Topic: Application crashes are a social construct
+Anonymous A — 1.4 year ago #65,071
For instance, when a program is about to run out of memory, the OS could offer the user the option to terminate other background processes that are consuming significant resources rather than automatically terminating the prioritized one out of the blue with the highest RAM usage which is usually guaranteed to be currently in use by the user. And there should be checkpoints (automatic backups) which would allow any arbitrary program (even those without file saving options) to revert to a previous, functional state in case of a freeze, error or crash. This would minimize data loss (e.g. unsaved projects) and user frustration, making the software experience more seamless and reliable through recovery.
I think the problem lies on the fact that raw RAM data isn't made accessible to the end user due to privacy and/or security reasons.
·Anonymous A (OP) — 1.4 year ago, 3 minutes later[T] [B] #653,113
Imagine what kind of stuff could've been uploaded online that people have worked on for several hours that were lost forever due to a simple crash caused by a stupid bug (e.g. division by zero).
+Anonymous B — 1.4 year ago, 20 minutes later, 24 minutes after the original post[T] [B] #653,115
@previous (A)
You can divide by zero.

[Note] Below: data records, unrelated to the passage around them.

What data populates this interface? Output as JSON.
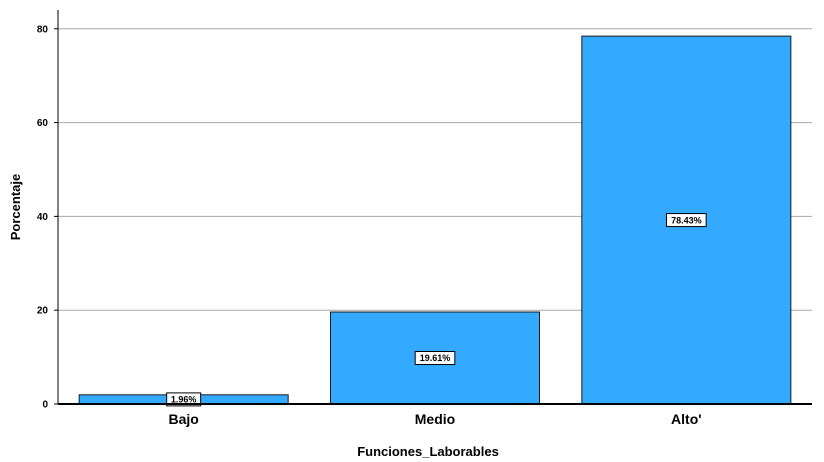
{
  "chart_data": {
    "type": "bar",
    "categories": [
      "Bajo",
      "Medio",
      "Alto'"
    ],
    "values": [
      1.96,
      19.61,
      78.43
    ],
    "data_labels": [
      "1.96%",
      "19.61%",
      "78.43%"
    ],
    "title": "",
    "xlabel": "Funciones_Laborables",
    "ylabel": "Porcentaje",
    "ylim": [
      0,
      84
    ],
    "yticks": [
      0,
      20,
      40,
      60,
      80
    ],
    "ytick_labels": [
      "0",
      "20",
      "40",
      "60",
      "80"
    ],
    "grid": true,
    "bar_color": "#33aaff",
    "bar_edge_color": "#1a1a1a"
  }
}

Proof
On September 21, 1997, a division by zero error in the "Remote Data Base Manager" aboard USS Yorktown (CG-48) brought down all the machines on the network, causing the ship's propulsion system to fail.

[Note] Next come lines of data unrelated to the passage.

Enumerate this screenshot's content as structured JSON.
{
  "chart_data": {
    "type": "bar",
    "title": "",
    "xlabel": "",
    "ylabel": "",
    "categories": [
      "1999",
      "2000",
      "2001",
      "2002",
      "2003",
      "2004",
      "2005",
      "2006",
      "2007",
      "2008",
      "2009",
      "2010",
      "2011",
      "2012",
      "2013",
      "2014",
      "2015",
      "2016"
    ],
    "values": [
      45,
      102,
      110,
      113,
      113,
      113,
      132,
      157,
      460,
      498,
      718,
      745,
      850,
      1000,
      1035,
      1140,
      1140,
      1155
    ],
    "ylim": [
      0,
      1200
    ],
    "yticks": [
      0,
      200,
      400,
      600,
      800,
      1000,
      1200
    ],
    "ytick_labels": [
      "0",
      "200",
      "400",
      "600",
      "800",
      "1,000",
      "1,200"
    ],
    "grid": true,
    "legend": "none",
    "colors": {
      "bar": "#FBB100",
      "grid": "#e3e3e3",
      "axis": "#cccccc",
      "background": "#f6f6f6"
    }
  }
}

+FuckAlms !vX8K53rFBI — 1.4 year ago, 11 minutes later, 36 minutes after the original post[T] [B] #653,117
You're not wrong.
+Chuffed !3qyf8DDj3w — 1.4 year ago, 3 hours later, 4 hours after the original post[T] [B] #653,124
We could start with forcing companies to not sell Chromebooks with 4 gigs of ram; same with Apple with only 8GB in 2024. It's not fit for their intended purpose!